Melihat pemandangan ini, semua orang di Kota Fengsha sangat gembira.
"Langit berbintang! Itu dewi bintang!"
Semua orang berlutut di tanah, wajah mereka penuh kesalehan:
"Puji dewi!"
Kemudian, beberapa petugas penegak hukum saling memandang dan melihat ke arah pancaran cahaya sebelumnya.
Pemimpin pembunuh mengertakkan gigi, wajahnya dingin:
"Itulah kekuatan Bunda Darah, itu pasti anggota Gereja Bunga Darah! Ayo pergi dan lihat!"
Yang lain juga memiliki ekspresi dingin di wajah mereka dan mengangguk.
Sekte jahat berada dalam kekacauan, dan bahkan berani meminta kekuatan dari dewa jahat.
Ini hanya menampar wajah penegak mereka!
…………
Selain Kota Fengsha, kota profesional lainnya, bahkan Kota Qingsong di sisi lain gurun, dan Kota Kongming di lokasi yang jauh.

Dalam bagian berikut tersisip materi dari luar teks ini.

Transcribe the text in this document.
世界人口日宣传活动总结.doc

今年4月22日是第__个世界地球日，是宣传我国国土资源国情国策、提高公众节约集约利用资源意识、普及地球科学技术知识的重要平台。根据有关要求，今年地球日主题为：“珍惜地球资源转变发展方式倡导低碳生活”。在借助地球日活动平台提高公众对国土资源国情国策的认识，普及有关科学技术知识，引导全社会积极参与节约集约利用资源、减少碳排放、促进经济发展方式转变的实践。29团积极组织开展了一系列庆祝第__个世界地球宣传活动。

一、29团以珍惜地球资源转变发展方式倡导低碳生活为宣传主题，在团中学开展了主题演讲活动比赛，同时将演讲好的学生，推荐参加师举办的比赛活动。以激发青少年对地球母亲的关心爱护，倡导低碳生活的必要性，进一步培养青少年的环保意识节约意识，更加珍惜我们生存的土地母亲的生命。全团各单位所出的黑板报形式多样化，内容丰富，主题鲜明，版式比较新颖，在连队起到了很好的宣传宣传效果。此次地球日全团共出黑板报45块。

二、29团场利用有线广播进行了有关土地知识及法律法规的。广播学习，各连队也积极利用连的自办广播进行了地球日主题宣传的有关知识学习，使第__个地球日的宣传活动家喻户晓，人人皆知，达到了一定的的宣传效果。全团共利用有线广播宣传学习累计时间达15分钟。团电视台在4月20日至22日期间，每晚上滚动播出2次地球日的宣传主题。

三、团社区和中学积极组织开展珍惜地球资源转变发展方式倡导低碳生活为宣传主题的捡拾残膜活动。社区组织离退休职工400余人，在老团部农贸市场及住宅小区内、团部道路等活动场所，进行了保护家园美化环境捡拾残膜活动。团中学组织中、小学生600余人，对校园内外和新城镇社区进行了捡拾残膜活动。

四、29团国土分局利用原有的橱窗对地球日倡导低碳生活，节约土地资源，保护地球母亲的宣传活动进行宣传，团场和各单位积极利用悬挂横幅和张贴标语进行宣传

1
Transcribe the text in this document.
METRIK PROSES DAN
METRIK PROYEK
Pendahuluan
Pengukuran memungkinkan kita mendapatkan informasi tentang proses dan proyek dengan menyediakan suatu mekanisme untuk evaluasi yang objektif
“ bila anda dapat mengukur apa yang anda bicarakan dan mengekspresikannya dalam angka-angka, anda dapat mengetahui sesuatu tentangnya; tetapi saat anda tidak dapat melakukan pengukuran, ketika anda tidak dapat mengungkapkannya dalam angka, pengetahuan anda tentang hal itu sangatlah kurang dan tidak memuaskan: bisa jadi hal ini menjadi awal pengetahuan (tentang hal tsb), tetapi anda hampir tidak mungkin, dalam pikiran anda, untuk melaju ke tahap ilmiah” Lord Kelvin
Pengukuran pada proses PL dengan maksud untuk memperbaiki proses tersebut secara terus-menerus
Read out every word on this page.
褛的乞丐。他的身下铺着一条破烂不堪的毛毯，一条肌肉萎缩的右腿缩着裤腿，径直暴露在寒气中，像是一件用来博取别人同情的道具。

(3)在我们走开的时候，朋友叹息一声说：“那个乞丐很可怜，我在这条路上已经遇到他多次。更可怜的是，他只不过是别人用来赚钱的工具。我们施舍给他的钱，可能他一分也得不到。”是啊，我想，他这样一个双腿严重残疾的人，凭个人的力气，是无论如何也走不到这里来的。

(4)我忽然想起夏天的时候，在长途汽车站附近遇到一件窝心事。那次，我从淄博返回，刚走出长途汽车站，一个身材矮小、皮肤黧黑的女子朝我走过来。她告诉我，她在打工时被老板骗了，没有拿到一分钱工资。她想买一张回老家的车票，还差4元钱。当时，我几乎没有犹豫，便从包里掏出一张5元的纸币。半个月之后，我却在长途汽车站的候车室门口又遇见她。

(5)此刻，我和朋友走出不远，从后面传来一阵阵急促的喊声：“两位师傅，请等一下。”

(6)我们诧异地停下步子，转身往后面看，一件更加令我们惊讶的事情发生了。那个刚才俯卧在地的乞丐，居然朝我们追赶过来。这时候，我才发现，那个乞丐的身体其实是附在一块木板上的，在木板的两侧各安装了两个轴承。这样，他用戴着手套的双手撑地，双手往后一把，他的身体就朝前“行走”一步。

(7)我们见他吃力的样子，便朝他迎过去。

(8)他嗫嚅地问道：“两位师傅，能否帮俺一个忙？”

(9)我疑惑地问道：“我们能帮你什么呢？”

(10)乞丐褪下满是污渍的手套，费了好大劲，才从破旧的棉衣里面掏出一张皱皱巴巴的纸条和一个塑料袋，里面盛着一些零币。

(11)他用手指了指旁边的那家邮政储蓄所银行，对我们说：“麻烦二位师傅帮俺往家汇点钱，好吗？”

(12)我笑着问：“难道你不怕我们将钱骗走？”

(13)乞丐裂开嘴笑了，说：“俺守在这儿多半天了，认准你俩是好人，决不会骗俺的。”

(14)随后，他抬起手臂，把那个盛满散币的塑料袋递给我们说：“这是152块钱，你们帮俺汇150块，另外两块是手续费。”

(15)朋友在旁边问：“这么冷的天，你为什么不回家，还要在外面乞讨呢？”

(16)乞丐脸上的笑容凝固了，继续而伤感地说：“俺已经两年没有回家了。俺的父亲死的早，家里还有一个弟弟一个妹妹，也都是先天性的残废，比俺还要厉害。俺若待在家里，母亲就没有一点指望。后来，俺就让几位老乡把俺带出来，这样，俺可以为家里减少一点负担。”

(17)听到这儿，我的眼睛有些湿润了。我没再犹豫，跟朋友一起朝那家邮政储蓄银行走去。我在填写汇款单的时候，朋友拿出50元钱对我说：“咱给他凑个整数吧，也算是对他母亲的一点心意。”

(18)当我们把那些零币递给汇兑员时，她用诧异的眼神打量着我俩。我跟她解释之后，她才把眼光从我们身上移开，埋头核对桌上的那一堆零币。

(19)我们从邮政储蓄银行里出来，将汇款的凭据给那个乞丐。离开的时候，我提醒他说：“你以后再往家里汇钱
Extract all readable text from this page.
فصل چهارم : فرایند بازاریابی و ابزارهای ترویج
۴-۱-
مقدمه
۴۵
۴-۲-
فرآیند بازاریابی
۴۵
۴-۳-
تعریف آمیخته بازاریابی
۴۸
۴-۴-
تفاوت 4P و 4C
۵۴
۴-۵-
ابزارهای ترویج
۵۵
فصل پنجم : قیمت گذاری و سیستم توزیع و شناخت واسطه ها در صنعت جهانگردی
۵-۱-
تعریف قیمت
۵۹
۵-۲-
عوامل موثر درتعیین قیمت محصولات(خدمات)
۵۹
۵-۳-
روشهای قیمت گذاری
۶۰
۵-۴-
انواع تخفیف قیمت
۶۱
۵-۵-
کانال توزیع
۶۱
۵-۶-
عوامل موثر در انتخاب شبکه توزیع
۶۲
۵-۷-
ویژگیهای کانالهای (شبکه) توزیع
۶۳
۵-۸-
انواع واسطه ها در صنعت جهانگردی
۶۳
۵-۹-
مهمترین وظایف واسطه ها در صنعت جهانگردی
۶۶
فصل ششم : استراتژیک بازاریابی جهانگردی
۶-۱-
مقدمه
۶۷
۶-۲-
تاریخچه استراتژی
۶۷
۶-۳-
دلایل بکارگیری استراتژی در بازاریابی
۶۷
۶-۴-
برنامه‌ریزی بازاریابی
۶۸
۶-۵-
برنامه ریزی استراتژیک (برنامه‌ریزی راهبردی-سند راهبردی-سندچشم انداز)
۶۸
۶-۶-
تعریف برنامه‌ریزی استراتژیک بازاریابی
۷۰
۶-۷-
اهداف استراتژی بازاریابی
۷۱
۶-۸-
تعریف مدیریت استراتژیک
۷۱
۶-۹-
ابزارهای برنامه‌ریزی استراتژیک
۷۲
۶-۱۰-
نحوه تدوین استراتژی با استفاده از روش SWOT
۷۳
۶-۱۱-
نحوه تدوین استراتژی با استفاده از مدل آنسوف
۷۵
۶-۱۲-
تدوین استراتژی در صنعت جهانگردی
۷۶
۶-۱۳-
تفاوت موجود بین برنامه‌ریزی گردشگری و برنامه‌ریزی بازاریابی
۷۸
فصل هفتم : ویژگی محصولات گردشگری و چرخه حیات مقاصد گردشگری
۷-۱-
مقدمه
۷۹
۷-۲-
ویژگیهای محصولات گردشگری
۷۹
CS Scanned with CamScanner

Semua orang mengangkat kepala, melihat ke langit, ke langit berbintang yang menghalangi bulan.
Universitas Kongming, area vila.
Yan Ji dan Zuo Muge membuka mata lebar-lebar dan menatap bintang-bintang di langit.
Zuo Muge membuka mulutnya:
"...Ini seharusnya tidak dibuat oleh Ayu, kan?"
Yan Ji juga sedikit terpana:
"...Bukankah seharusnya begitu?"
Keduanya saling memandang dengan kekhawatiran di mata mereka.
…………
diatas langit.
Dewi bintang berdiri di kehampaan, wajahnya yang cantik dan tanpa cacat dengan ketidakpedulian.
Lihatlah ke arah bulan.
Di bulan, sosok aneh berwarna darah bergoyang, dan mata merah gelap yang besar muncul.